2 minute read

When you relax into the turning of the waist and feel how it connects to the legs, you begin a process of rooting while moving that creates a dynamic and springy stability. Kind of a paradox, right?

You feel like a giant spring, anchored to the floor even though you're moving around, that is constantly being wound up and then released.

The key to cultivating this connection is how you relax through your turning, so let's start off by getting clear on what we mean when we say relaxation.

Too often, people conflate relaxation with just slumping on the couch. In Tai Chi, we actually mean, "moving in a way that doesn't constrict your nervous system and even more, having a sense of continuously releasing the nerves as you practice."

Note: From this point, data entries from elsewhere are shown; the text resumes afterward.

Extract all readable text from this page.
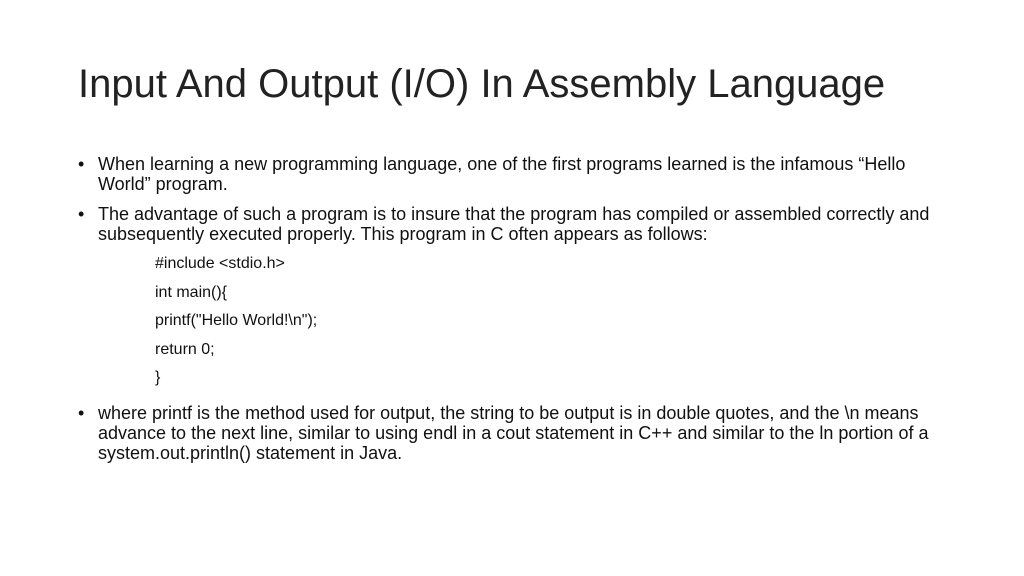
Input And Output (I/O) In Assembly Language
• When learning a new programming language, one of the first programs learned is the infamous “Hello World” program.
• The advantage of such a program is to insure that the program has compiled or assembled correctly and subsequently executed properly. This program in C often appears as follows:
#include <stdio.h>
int main(){
printf("Hello World!\n");
return 0;
}
• where printf is the method used for output, the string to be output is in double quotes, and the \n means advance to the next line, similar to using endl in a cout statement in C++ and similar to the ln portion of a system.out.println() statement in Java.
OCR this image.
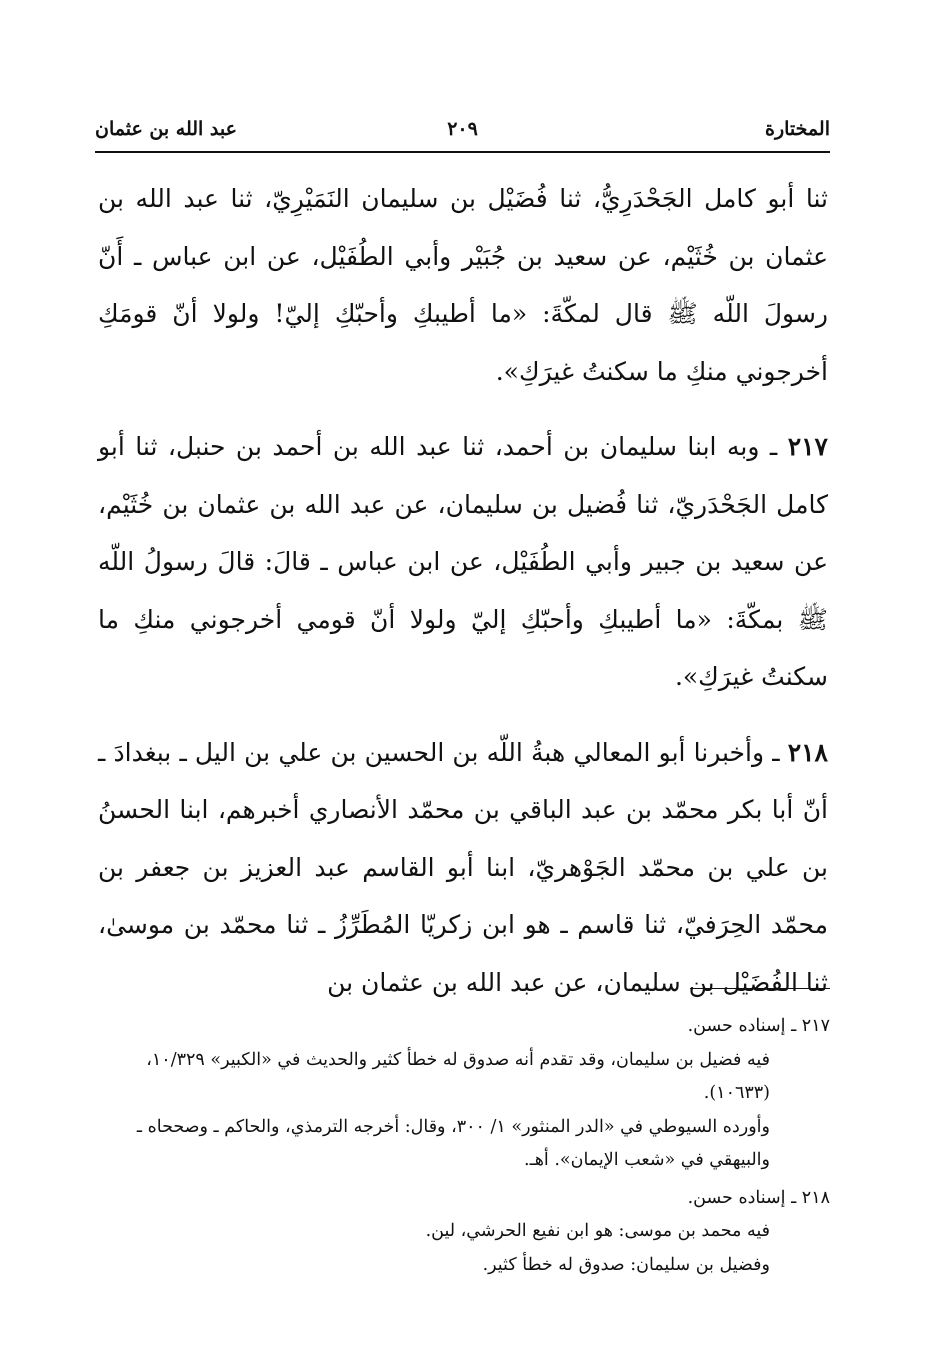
المختارة
٢٠٩
عبد الله بن عثمان

ثنا أبو كامل الجَحْدَرِيُّ، ثنا فُضَيْل بن سليمان النَمَيْرِيّ، ثنا عبد الله بن عثمان بن خُثَيْم، عن سعيد بن جُبَيْر وأبي الطُفَيْل، عن ابن عباس ـ أَنّ رسولَ اللّه ﷺ قال لمكّةَ: «ما أطيبكِ وأحبّكِ إليّ! ولولا أنّ قومَكِ أخرجوني منكِ ما سكنتُ غيرَكِ».

٢١٧ ـ وبه ابنا سليمان بن أحمد، ثنا عبد الله بن أحمد بن حنبل، ثنا أبو كامل الجَحْدَريّ، ثنا فُضيل بن سليمان، عن عبد الله بن عثمان بن خُثَيْم، عن سعيد بن جبير وأبي الطُفَيْل، عن ابن عباس ـ قالَ: قالَ رسولُ اللّه ﷺ بمكّةَ: «ما أطيبكِ وأحبّكِ إليّ ولولا أنّ قومي أخرجوني منكِ ما سكنتُ غيرَكِ».

٢١٨ ـ وأخبرنا أبو المعالي هبةُ اللّه بن الحسين بن علي بن اليل ـ ببغدادَ ـ أنّ أبا بكر محمّد بن عبد الباقي بن محمّد الأنصاري أخبرهم، ابنا الحسنُ بن علي بن محمّد الجَوْهريّ، ابنا أبو القاسم عبد العزيز بن جعفر بن محمّد الحِرَفيّ، ثنا قاسم ـ هو ابن زكريّا المُطَرِّزُ ـ ثنا محمّد بن موسىٰ، ثنا الفُضَيْل بن سليمان، عن عبد الله بن عثمان بن

٢١٧ ـ إسناده حسن.

فيه فضيل بن سليمان، وقد تقدم أنه صدوق له خطأ كثير والحديث في «الكبير» ١٠/٣٢٩، (١٠٦٣٣).

وأورده السيوطي في «الدر المنثور» ١/ ٣٠٠، وقال: أخرجه الترمذي، والحاكم ـ وصححاه ـ والبيهقي في «شعب الإيمان». أهـ.

٢١٨ ـ إسناده حسن.

فيه محمد بن موسى: هو ابن نفيع الحرشي، لين.

وفضيل بن سليمان: صدوق له خطأ كثير.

Paul Cavel gave some great advice on the progression from turning to twisting to spiraling for Qigong Radio.

When you are relaxing into more and more leg and waist turning, your goal is to get connected all the way to the floor.

Here's an example:

In the Tai Chi Mastery program, Bruce explains how letting this turning penetrate the legs actually protects the joints of the legs and lower spine. You must simultaneously relax the nerves and the tissue to allow for turning, but also keep space in all the joints, so the turning movements pass through the joints.

Here are some of the key points to develop this quality in your practice:

  • Turning from the waist should eventually feel like it directly screws the foot into the floor.
  • Turning must go through both legs in all stances.
  • Look for sections of the leg that stop turning because these freeze points will put pressure on the joints in that area (thigh or lower leg on the knee, for example, or hips/glutes on the lower spine).

You can practice this continuously in the Tai Chi form or in a variety of other movement patterns.